Kubernetes traffic with IP masquerading within private network

2/24/2020

I would like my Pods in Kubernetes to connect to other process outside the cluster but within the same VPC (on VM or BGP propagated network outside). As I'm running the cluster on GCP, outgoing traffic from Kubernetes cluster can be NAT'ed with Cloud NAT for external traffic, but the traffic inside the same VPC does not get NAT'ed.

I can simply connect with the private IP, but there are some source IP filtering in place for some of the target processes. They are not maintained by myself and need to run on VM or other network, I'm trying to see if there is any way to IP masquerade traffic that's leaving the Kubernetes cluster even within the same VPC. I thought of possibly getting a static IP somehow assigned to Pod / Statefulset, but that seems to be difficult (and does not seem right to bend Kubernetes networking even if it was somehow possible).

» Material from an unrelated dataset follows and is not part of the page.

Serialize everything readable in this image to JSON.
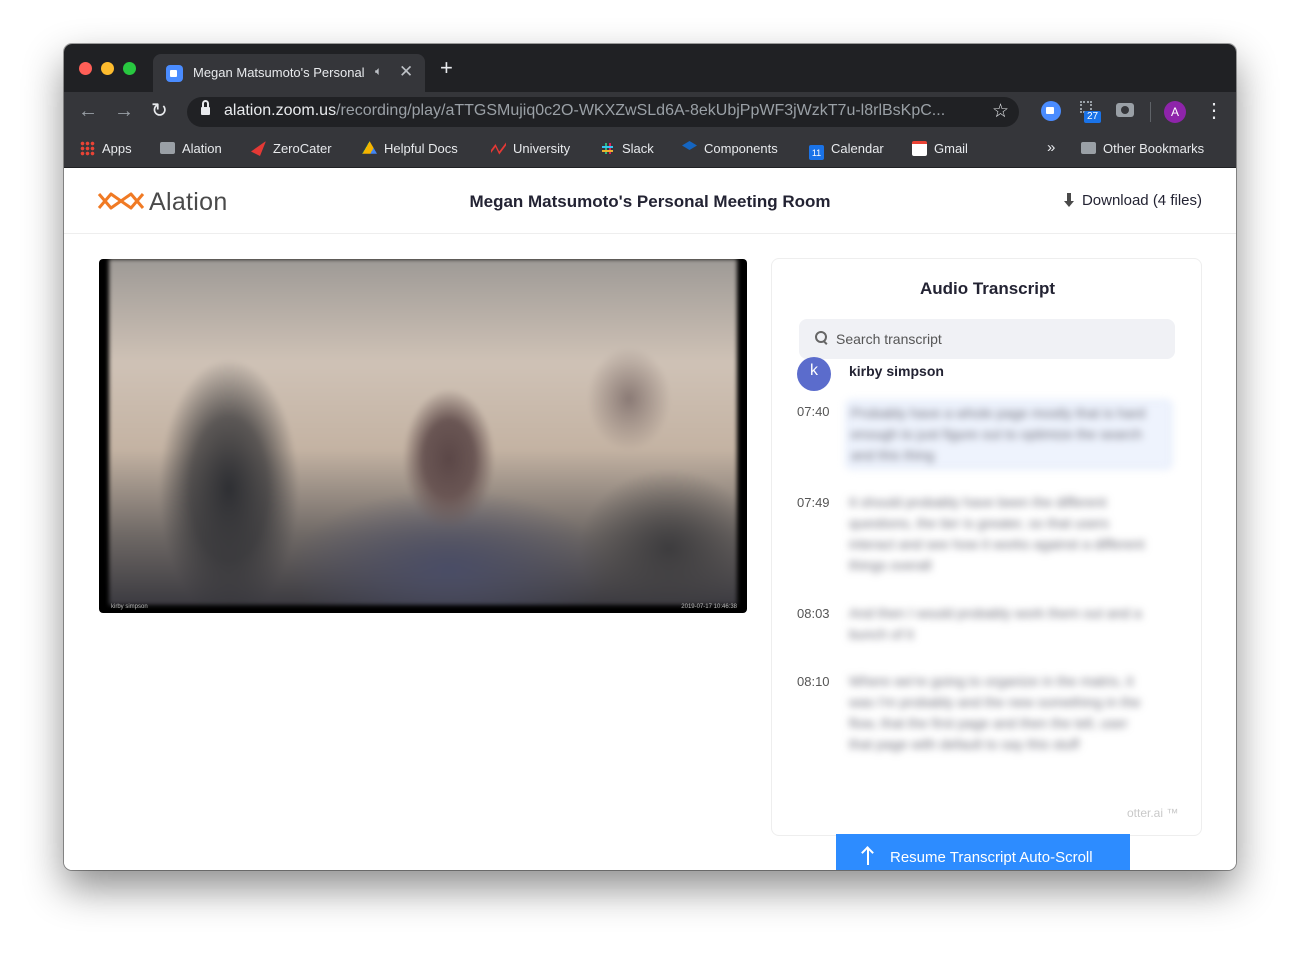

Is there anything I could do to handle the traffic requirements from Kubernetes? Or should I be looking to make a NAT separately outside the Kubernetes cluster, and route traffic through it?

-- Ryota
google-kubernetes-engine
kubernetes
nat
networking

1 Answer

2/25/2020

I think that a better option is configure an Internal TCP/UDP Load Balancing.

Internal TCP/UDP Load Balancing makes your cluster's services accessible to applications outside of your cluster that use the same VPC network and are located in the same Google Cloud region. For example, suppose you have a cluster in the us-west1 region and you need to make one of its services accessible to Compute Engine VM instances running in that region on the same VPC network.